When trying to add new ML Runtimes, a number of error messages might appear in various places when using a custom root certificate. For example, you might see: "Could not fetch the image metadata" or "certificate signed by unknown authority". This is caused by the runtime-puller pods not having access to the custom root certificate that is in use.

Workaround:

  1. Create a directory at any location on the master node:

    For example:

    mkdir -p /certs/

  2. Copy the full server certificate chain into this folder. It is usually easier to create a single file with all of your certificates (server, intermediate(s), root):
    # copy all certificates into a single file: 
    cat server-cert.pem intermediate.pem root.pem > /certs/cert-chain.crt
  3. (Optional) If you are using a custom docker registry that has its own certificate, you need to copy this certificate chain into this same file:
    cat docker-registry-cert.pem >> /certs/cert-chain.crt
  4. Copy the global CA certificates into this new file:
    # cat /etc/ssl/certs/ca-bundle.crt >> /certs/cert-chain.crt
  5. Edit your deployment of runtime manager and add the new mount.

    Do not delete any existing objects.

    #kubectl edit deployment runtime-manager

  6. Under VolumeMounts, add the following lines. Note that the text is white-space sensitive - use spaces and not tabs.
    - mountPath: /etc/ssl/certs/ca-certificates.crt 
       name: mycert 
       subPath: cert-chain.crt #this should match the new file name created in step 4
                    

    Under Volumes add the following text in the same edit:

    - hostPath: 
       path: /certs/  #this needs to match the folder created in step 1
       type: "" 
    name: mycert
  7. Save your changes:

    wq!

    Once saved, you will receive the message "deployment.apps/runtime-manager edited" and the pod will be restarted with your new changes.

  8. To persist these changes across cluster restarts, use the following Knowledge Base article to create a kubernetes patch file for the runtime-manager deployment: https://community.cloudera.com/t5/Customer/Patching-CDSW-Kubernetes-deployments/ta-p/90241

Cloudera Bug: DSE-20530

DSE-24038 Current Cuda images (e.g.: dock-cuda_version=11.4.1) images do not contain nvvm libraries

The CUDA version (11.4.1) being used to build Nvidia GPU runtimes is not supported by newer Torch versions (1.13+).

Workaround: Use Torch versions up to 1.12.1.

DSE-17126 Starting a worker from Runtime session will create a worker with engine image

This issue is resolved in ML Runtimes 2021.09 when used with the latest ML Workspace versions.
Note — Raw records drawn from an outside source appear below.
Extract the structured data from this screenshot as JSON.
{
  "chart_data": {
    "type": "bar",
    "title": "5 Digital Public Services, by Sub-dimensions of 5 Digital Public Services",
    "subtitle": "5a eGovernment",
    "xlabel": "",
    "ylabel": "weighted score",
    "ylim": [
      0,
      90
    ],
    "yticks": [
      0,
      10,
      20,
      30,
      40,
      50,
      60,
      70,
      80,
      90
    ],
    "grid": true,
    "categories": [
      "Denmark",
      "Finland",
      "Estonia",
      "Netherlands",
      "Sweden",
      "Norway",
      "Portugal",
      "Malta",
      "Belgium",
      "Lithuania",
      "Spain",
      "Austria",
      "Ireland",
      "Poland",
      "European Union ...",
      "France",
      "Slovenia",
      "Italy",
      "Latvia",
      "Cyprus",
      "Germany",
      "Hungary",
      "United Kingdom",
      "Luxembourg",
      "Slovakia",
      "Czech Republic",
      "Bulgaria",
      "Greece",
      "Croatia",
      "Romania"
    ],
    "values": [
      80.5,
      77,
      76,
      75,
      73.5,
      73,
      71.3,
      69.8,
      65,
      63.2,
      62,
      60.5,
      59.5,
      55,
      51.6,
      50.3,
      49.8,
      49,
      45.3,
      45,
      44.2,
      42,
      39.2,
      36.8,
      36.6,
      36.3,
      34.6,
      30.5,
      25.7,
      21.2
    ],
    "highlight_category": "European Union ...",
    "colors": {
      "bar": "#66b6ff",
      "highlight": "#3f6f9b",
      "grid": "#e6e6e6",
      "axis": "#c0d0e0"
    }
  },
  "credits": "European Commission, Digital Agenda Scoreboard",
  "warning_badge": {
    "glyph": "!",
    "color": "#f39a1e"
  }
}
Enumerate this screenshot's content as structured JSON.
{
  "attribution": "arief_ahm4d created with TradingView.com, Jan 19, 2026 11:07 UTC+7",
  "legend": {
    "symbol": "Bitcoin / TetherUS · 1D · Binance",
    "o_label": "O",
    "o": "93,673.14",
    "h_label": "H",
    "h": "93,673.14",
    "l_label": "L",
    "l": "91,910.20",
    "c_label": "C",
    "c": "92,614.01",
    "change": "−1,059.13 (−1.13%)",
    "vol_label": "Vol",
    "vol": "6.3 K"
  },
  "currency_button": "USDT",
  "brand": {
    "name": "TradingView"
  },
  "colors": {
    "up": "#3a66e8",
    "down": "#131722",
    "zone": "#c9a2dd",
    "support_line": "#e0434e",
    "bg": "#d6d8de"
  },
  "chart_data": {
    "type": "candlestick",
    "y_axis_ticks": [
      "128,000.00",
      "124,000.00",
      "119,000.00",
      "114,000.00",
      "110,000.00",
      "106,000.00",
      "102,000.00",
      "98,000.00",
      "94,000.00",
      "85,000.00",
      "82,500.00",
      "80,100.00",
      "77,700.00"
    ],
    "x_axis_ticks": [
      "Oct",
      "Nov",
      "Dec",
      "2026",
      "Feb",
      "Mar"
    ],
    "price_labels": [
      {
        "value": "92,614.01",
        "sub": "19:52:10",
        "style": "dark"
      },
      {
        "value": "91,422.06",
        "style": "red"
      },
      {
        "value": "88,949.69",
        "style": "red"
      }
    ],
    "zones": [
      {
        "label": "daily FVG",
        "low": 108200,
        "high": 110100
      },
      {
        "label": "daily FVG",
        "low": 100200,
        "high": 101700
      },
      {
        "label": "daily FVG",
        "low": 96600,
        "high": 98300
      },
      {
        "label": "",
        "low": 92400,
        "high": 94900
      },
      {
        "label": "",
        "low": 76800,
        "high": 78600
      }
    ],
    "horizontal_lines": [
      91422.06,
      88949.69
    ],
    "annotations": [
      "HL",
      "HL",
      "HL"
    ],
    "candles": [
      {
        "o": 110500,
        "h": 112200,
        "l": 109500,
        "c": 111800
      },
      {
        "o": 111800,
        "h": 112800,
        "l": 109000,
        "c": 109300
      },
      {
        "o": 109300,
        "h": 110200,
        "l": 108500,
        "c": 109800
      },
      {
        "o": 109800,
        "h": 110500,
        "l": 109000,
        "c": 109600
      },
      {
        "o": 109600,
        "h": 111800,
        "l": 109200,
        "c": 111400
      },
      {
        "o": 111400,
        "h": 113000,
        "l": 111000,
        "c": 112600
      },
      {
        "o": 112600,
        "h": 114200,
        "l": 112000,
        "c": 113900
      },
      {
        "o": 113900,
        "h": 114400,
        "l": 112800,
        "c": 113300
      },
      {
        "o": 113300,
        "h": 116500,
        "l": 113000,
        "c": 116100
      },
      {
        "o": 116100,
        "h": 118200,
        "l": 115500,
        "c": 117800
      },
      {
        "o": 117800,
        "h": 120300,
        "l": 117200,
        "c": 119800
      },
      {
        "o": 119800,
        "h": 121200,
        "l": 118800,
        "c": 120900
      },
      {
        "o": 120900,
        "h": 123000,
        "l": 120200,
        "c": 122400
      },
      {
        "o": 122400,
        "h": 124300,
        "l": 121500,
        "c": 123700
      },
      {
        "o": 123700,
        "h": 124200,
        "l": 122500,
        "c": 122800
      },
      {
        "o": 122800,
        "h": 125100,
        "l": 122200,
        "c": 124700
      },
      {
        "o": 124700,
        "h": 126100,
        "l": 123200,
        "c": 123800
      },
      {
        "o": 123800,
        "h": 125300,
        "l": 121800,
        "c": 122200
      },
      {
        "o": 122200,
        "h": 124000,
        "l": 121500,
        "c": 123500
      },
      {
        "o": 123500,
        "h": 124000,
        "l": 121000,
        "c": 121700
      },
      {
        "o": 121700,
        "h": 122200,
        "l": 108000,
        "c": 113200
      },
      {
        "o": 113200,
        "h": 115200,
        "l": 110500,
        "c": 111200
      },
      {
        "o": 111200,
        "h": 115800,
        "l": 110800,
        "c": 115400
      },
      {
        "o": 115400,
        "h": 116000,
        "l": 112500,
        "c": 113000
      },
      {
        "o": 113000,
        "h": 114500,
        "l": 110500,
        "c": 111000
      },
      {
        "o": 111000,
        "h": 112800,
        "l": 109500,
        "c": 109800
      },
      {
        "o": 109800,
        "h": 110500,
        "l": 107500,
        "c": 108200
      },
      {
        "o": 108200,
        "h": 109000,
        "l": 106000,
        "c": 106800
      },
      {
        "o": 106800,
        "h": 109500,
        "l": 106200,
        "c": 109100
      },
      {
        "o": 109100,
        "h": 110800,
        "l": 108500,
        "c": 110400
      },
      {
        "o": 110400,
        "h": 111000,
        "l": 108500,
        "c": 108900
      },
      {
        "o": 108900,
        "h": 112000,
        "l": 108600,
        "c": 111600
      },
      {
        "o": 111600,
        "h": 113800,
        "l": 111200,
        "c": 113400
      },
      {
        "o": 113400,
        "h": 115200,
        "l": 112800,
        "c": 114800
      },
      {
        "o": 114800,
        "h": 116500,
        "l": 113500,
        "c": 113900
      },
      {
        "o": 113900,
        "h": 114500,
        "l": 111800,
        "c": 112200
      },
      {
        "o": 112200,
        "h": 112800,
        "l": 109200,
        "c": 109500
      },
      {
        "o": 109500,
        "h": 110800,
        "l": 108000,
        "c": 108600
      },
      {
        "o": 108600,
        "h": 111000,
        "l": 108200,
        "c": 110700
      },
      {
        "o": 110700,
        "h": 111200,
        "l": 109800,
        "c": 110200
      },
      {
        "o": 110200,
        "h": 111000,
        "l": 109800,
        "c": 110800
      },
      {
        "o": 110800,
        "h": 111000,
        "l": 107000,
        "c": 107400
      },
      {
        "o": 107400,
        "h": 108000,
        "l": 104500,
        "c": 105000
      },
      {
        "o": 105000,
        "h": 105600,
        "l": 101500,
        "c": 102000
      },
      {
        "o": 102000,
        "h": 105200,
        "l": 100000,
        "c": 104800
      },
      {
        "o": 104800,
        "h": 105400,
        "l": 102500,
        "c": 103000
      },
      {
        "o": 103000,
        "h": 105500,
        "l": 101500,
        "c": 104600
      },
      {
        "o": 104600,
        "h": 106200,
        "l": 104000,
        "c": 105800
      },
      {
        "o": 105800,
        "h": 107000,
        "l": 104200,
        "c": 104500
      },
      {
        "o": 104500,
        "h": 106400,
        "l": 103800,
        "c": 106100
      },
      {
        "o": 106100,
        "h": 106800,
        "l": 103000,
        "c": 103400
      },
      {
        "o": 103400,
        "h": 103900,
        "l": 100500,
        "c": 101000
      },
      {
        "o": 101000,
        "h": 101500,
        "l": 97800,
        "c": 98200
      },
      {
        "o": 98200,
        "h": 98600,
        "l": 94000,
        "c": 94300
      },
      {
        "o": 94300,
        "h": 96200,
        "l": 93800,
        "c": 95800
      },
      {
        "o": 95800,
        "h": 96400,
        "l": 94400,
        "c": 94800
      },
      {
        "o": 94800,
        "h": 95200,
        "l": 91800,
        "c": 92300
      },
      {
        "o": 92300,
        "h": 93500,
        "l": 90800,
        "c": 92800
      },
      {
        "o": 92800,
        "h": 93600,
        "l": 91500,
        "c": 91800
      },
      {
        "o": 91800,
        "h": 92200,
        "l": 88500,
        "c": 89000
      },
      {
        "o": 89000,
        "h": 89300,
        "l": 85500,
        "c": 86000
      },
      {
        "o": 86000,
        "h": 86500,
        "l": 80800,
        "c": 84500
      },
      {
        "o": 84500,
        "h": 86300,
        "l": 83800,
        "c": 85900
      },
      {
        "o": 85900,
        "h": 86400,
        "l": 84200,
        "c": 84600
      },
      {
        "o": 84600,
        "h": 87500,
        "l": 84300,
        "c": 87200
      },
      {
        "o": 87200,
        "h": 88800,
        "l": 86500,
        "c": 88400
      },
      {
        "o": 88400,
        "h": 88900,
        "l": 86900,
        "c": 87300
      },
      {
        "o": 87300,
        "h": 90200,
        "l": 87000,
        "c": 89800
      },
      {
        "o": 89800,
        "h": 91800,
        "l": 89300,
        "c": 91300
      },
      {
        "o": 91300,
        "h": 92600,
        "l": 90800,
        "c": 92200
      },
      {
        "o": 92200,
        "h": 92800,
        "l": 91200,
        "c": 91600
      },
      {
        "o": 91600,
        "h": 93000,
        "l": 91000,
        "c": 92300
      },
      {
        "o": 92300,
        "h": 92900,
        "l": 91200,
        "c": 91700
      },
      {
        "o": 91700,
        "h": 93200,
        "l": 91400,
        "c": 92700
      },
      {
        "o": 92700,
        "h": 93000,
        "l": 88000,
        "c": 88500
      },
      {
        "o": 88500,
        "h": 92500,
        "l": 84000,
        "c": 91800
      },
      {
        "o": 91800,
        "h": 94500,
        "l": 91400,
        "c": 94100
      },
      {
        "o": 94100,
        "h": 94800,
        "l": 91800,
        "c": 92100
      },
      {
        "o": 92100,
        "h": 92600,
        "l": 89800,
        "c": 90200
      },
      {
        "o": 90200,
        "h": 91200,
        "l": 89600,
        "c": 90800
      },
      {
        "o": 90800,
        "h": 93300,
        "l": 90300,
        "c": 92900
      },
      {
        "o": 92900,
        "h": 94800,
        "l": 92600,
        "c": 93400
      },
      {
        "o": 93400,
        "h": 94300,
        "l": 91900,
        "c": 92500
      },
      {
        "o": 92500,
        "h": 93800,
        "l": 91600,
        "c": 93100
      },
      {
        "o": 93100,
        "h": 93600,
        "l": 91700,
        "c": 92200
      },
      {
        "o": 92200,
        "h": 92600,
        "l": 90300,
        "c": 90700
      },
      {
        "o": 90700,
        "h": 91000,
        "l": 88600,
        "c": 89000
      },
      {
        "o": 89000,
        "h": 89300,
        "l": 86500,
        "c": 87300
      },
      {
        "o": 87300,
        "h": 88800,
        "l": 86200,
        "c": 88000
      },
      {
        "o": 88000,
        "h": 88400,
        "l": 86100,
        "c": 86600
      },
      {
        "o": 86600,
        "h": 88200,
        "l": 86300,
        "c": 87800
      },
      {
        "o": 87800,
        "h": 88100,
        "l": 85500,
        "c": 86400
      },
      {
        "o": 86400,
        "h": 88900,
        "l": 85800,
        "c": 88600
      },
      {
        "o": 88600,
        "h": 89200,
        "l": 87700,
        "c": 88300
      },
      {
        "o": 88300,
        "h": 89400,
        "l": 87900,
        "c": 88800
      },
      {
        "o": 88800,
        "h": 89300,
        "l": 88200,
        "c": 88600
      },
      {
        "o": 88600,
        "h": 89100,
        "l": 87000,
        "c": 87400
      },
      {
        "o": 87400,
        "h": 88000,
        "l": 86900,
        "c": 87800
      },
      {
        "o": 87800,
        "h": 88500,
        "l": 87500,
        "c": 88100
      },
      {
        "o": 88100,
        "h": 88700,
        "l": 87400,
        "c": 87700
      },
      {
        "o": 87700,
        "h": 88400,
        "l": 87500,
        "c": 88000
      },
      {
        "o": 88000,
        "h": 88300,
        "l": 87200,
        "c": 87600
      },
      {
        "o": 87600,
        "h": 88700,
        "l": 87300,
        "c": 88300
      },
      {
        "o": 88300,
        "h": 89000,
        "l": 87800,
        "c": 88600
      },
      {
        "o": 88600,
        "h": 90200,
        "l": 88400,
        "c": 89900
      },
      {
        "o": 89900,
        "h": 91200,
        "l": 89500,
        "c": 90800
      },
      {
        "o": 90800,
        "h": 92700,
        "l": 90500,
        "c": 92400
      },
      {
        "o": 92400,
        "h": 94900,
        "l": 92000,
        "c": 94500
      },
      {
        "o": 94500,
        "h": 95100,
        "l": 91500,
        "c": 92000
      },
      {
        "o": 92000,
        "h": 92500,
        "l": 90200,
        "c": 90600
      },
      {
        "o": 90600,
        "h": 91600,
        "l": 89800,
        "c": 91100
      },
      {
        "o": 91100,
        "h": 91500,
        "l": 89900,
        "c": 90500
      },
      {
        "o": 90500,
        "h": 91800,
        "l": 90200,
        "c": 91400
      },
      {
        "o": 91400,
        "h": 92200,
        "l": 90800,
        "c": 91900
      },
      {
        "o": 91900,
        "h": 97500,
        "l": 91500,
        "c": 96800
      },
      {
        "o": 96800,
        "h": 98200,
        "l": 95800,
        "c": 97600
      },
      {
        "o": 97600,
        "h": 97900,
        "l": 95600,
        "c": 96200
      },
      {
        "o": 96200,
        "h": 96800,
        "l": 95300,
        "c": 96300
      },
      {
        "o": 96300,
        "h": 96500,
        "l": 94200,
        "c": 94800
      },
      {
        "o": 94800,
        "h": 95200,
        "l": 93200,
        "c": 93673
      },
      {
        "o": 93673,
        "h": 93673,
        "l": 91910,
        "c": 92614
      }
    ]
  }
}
For workers to function properly with ML Runtimes, please use ML Runtimes 2021.09 or later with CML Workspace version of 2.0.22 or later.

Spark Runtime Add-on required for Spark 2 integration with Scala Runtimes

Scala Runtimes on CML require Spark Runtime Addon to enable Spark2 integration. Spark3 is not supported with the Scala Runtime.

DSE-17981 - Disable Scale runtimes in models, experiments and applications runtime selection

Scala Runtimes should not appear as an option for Models, Experiments, and Applications in the user interface. Currently Scala Runtimes only support Session and Jobs.

DSE-17228 Workbench completion broken in R Runtime session

Code completion does not work in the R Runtimes Workbench versions of the ML Runtimes current release.

Workaround: Downgrade to ML Runtimes 2021.02.

This issue is resolved in ML Runtimes 2021.09.

DSE 14447 Some bugs present for R in the legacy engine persist in ML Runtimes

Some bugs that were present for R in the legacy engine persist in ML runtimes.